The --tp flag sets the tensor parallelism degree for all instances. TP affects both latency (FLOPs split across GPUs) and memory (KV blocks split across GPUs):

# TP=2: 2 GPUs per instance
./blis run --model qwen/qwen3-14b \
  --num-instances 4 --tp 2 --rate 100 --num-requests 500

# TP=4: 4 GPUs per instance (lower latency, fewer KV blocks per GPU)
./blis run --model qwen/qwen3-14b \
  --num-instances 2 --tp 4 --rate 100 --num-requests 500

Homogeneous instances

All instances share the same SimConfig (model, GPU, TP, KV blocks). BLIS does not currently model heterogeneous fleets (mixed GPU types or TP configurations).

Scaling and Saturation¶

Instance scaling produces super-linear TTFT improvement near saturation. With the default model (Qwen3-14B / H100 / TP=1, ~17 req/s per instance at saturation), scaling from 4→12 instances at rate=200 improves TTFT p99 from ~1,500ms to ~54ms.

This happens because the per-instance queue growth rate excess = λ/k - μ drops faster than linearly:

4 instances:  excess = 200/4 - 17  = 33 req/s per instance   → rapid queue growth
8 instances:  excess = 200/8 - 17  = 8 req/s per instance    → near saturation
12 instances: excess = 200/12 - 17 = -0.3 req/s per instance → balanced (sub-saturation)

At sub-saturation (excess ≤ 0): TTFT converges to the baseline (~54ms) and further scaling provides diminishing returns.

Admission Control¶

For rate-limiting and traffic shaping policies, see the Admission Control page.

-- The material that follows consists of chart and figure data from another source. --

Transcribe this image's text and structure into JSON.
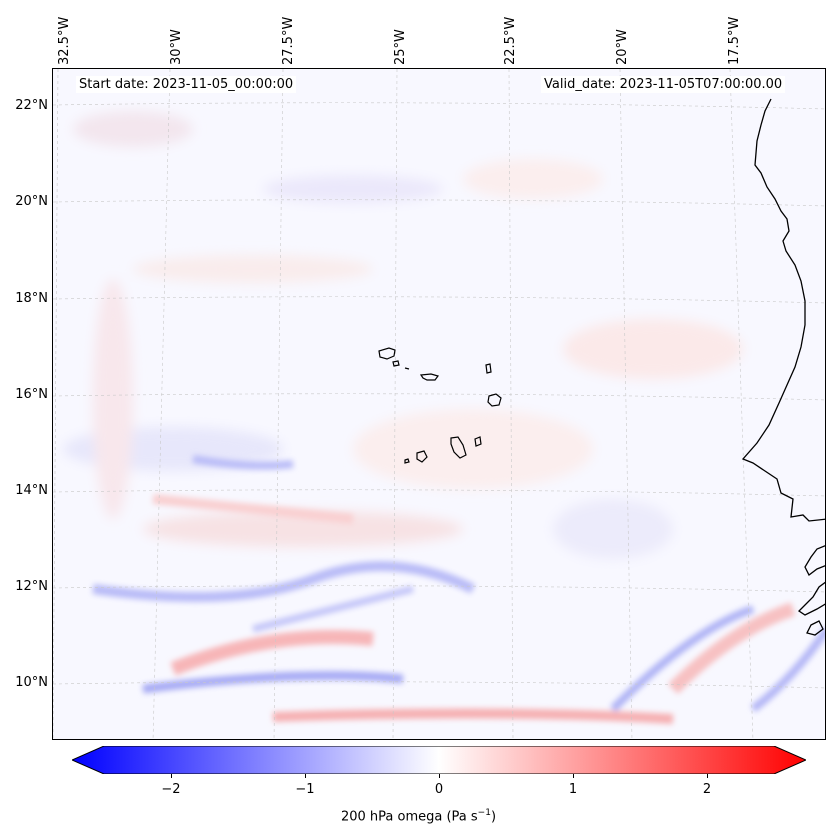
{
  "header": {
    "start_date": "Start date: 2023-11-05_00:00:00",
    "valid_date": "Valid_date: 2023-11-05T07:00:00.00"
  },
  "lon_labels": [
    "32.5°W",
    "30°W",
    "27.5°W",
    "25°W",
    "22.5°W",
    "20°W",
    "17.5°W"
  ],
  "lat_labels": [
    "22°N",
    "20°N",
    "18°N",
    "16°N",
    "14°N",
    "12°N",
    "10°N"
  ],
  "colorbar": {
    "ticks": [
      "−2",
      "−1",
      "0",
      "1",
      "2"
    ],
    "label": "200 hPa omega (Pa s",
    "label_sup": "−1",
    "label_end": ")",
    "min_color": "#0000ff",
    "mid_color": "#ffffff",
    "max_color": "#ff0000"
  },
  "map": {
    "background_color": "#f8f8ff",
    "coast_color": "#000000",
    "grid_color": "#c8c8c8"
  }
}
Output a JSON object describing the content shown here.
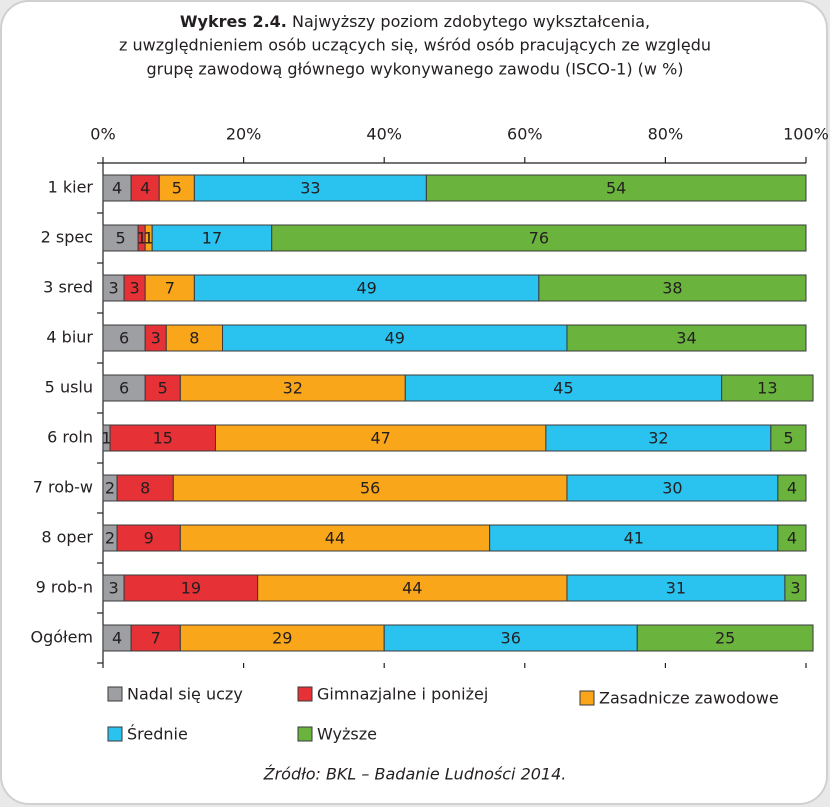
{
  "chart_data": {
    "type": "stacked_barh",
    "title": "Wykres 2.4.",
    "subtitle_lines": [
      "Najwyższy poziom zdobytego wykształcenia,",
      "z uwzględnieniem osób uczących się, wśród osób pracujących ze względu",
      "grupę zawodową głównego wykonywanego zawodu (ISCO-1) (w %)"
    ],
    "categories": [
      "1 kier",
      "2 spec",
      "3 sred",
      "4 biur",
      "5 uslu",
      "6 roln",
      "7 rob-w",
      "8 oper",
      "9 rob-n",
      "Ogółem"
    ],
    "series": [
      {
        "name": "Nadal się uczy",
        "color": "#9d9fa2",
        "values": [
          4,
          5,
          3,
          6,
          6,
          1,
          2,
          2,
          3,
          4
        ]
      },
      {
        "name": "Gimnazjalne i poniżej",
        "color": "#e63137",
        "values": [
          4,
          1,
          3,
          3,
          5,
          15,
          8,
          9,
          19,
          7
        ]
      },
      {
        "name": "Zasadnicze zawodowe",
        "color": "#f9a61a",
        "values": [
          5,
          1,
          7,
          8,
          32,
          47,
          56,
          44,
          44,
          29
        ]
      },
      {
        "name": "Średnie",
        "color": "#2ac3f0",
        "values": [
          33,
          17,
          49,
          49,
          45,
          32,
          30,
          41,
          31,
          36
        ]
      },
      {
        "name": "Wyższe",
        "color": "#6ab43e",
        "values": [
          54,
          76,
          38,
          34,
          13,
          5,
          4,
          4,
          3,
          25
        ]
      }
    ],
    "xlim": [
      0,
      100
    ],
    "xticks": [
      {
        "value": 0,
        "label": "0%"
      },
      {
        "value": 20,
        "label": "20%"
      },
      {
        "value": 40,
        "label": "40%"
      },
      {
        "value": 60,
        "label": "60%"
      },
      {
        "value": 80,
        "label": "80%"
      },
      {
        "value": 100,
        "label": "100%"
      }
    ],
    "source": "Źródło: BKL – Badanie Ludności 2014."
  }
}
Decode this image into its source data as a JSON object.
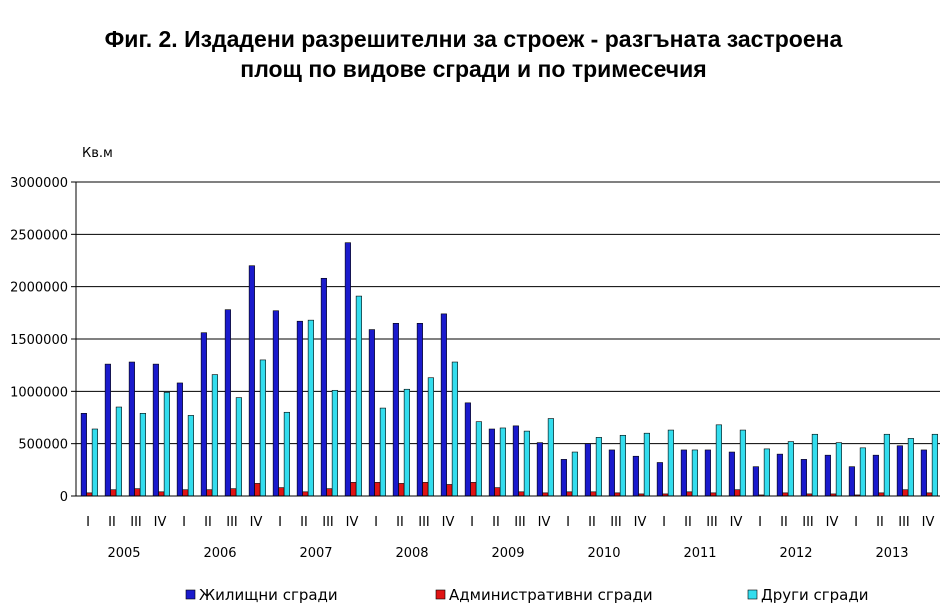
{
  "chart_data": {
    "type": "bar",
    "title": "Фиг. 2. Издадени разрешителни за строеж - разгъната застроена",
    "title_line2": "площ по видове сгради и по тримесечия",
    "ylabel": "Кв.м",
    "ylim": [
      0,
      3000000
    ],
    "yticks": [
      0,
      500000,
      1000000,
      1500000,
      2000000,
      2500000,
      3000000
    ],
    "grid": true,
    "legend_position": "bottom",
    "quarter_labels": [
      "I",
      "II",
      "III",
      "IV"
    ],
    "years": [
      "2005",
      "2006",
      "2007",
      "2008",
      "2009",
      "2010",
      "2011",
      "2012",
      "2013"
    ],
    "series": [
      {
        "name": "Жилищни сгради",
        "color": "#1a1acc",
        "values": [
          790000,
          1260000,
          1280000,
          1260000,
          1080000,
          1560000,
          1780000,
          2200000,
          1770000,
          1670000,
          2080000,
          2420000,
          1590000,
          1650000,
          1650000,
          1740000,
          890000,
          640000,
          670000,
          510000,
          350000,
          500000,
          440000,
          380000,
          320000,
          440000,
          440000,
          420000,
          280000,
          400000,
          350000,
          390000,
          280000,
          390000,
          480000,
          440000
        ]
      },
      {
        "name": "Административни сгради",
        "color": "#e01414",
        "values": [
          30000,
          60000,
          70000,
          40000,
          60000,
          60000,
          70000,
          120000,
          80000,
          40000,
          70000,
          130000,
          130000,
          120000,
          130000,
          110000,
          130000,
          80000,
          40000,
          30000,
          40000,
          40000,
          30000,
          20000,
          20000,
          40000,
          30000,
          60000,
          10000,
          30000,
          20000,
          20000,
          10000,
          30000,
          60000,
          30000
        ]
      },
      {
        "name": "Други сгради",
        "color": "#33ddee",
        "values": [
          640000,
          850000,
          790000,
          990000,
          770000,
          1160000,
          940000,
          1300000,
          800000,
          1680000,
          1010000,
          1910000,
          840000,
          1020000,
          1130000,
          1280000,
          710000,
          650000,
          620000,
          740000,
          420000,
          560000,
          580000,
          600000,
          630000,
          440000,
          680000,
          630000,
          450000,
          520000,
          590000,
          510000,
          460000,
          590000,
          550000,
          590000
        ]
      }
    ]
  }
}
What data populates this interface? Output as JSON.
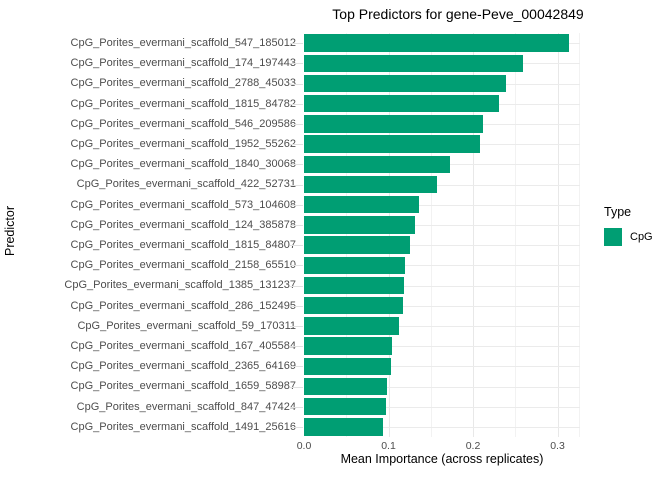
{
  "chart_data": {
    "type": "bar",
    "orientation": "horizontal",
    "title": "Top Predictors for gene-Peve_00042849",
    "xlabel": "Mean Importance (across replicates)",
    "ylabel": "Predictor",
    "categories": [
      "CpG_Porites_evermani_scaffold_547_185012",
      "CpG_Porites_evermani_scaffold_174_197443",
      "CpG_Porites_evermani_scaffold_2788_45033",
      "CpG_Porites_evermani_scaffold_1815_84782",
      "CpG_Porites_evermani_scaffold_546_209586",
      "CpG_Porites_evermani_scaffold_1952_55262",
      "CpG_Porites_evermani_scaffold_1840_30068",
      "CpG_Porites_evermani_scaffold_422_52731",
      "CpG_Porites_evermani_scaffold_573_104608",
      "CpG_Porites_evermani_scaffold_124_385878",
      "CpG_Porites_evermani_scaffold_1815_84807",
      "CpG_Porites_evermani_scaffold_2158_65510",
      "CpG_Porites_evermani_scaffold_1385_131237",
      "CpG_Porites_evermani_scaffold_286_152495",
      "CpG_Porites_evermani_scaffold_59_170311",
      "CpG_Porites_evermani_scaffold_167_405584",
      "CpG_Porites_evermani_scaffold_2365_64169",
      "CpG_Porites_evermani_scaffold_1659_58987",
      "CpG_Porites_evermani_scaffold_847_47424",
      "CpG_Porites_evermani_scaffold_1491_25616"
    ],
    "values": [
      0.313,
      0.259,
      0.239,
      0.231,
      0.212,
      0.208,
      0.173,
      0.157,
      0.136,
      0.131,
      0.126,
      0.119,
      0.118,
      0.117,
      0.112,
      0.104,
      0.103,
      0.098,
      0.097,
      0.093
    ],
    "x_tick_labels": [
      "0.0",
      "0.1",
      "0.2",
      "0.3"
    ],
    "x_tick_values": [
      0.0,
      0.1,
      0.2,
      0.3
    ],
    "x_minor_values": [
      0.05,
      0.15,
      0.25
    ],
    "xlim": [
      0,
      0.3266
    ],
    "grid": true,
    "legend": {
      "title": "Type",
      "position": "right",
      "items": [
        {
          "label": "CpG",
          "color": "#009E73"
        }
      ]
    },
    "colors": {
      "bar": "#009E73",
      "grid_major": "#e8e8e8",
      "grid_minor": "#f2f2f2",
      "axis_text": "#4d4d4d",
      "title_text": "#000000",
      "background": "#ffffff"
    }
  }
}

Admission and Routing Latency¶

Model real network/processing overhead between gateway and backend:

--admission-latency 1000   # 1ms admission decision overhead
--routing-latency 500      # 0.5ms routing decision overhead

These add simulated delays to the admission and routing pipeline, modeling gRPC overhead, service mesh hops, and queue serialization in production deployments.

Decision Tracing¶

Log every routing decision for offline analysis:

./blis run --model qwen/qwen3-14b \
  --num-instances 4 --rate 100 --num-requests 500 \
  --trace-level decisions --summarize-trace --counterfactual-k 3

The trace summary shows: - Target Distribution — how many requests went to each instance - Mean/Max Regret — how much better an alternative routing decision could have been

Counterfactual regret for weighted policies

For score-based policies (weighted, least-loaded), counterfactual regret is structurally zero — the chosen instance is always the highest-scoring one. Regret is only meaningful for non-score-based policies like round-robin.

Event Ordering¶

The cluster uses (timestamp, priority, seqID) ordering for deterministic event processing:

Cluster events at time T process before instance events at time T
Same-time instance ties broken by lowest instance index
This ensures determinism (INV-6) but means results differ from a simple M/M/k queueing model

Work-Conserving Property¶

BLIS is work-conserving (INV-8): it never idles while requests wait. After every step completion, if the WaitQ has requests, a new StepEvent is immediately scheduled. Real systems may have scheduling delays not modeled here.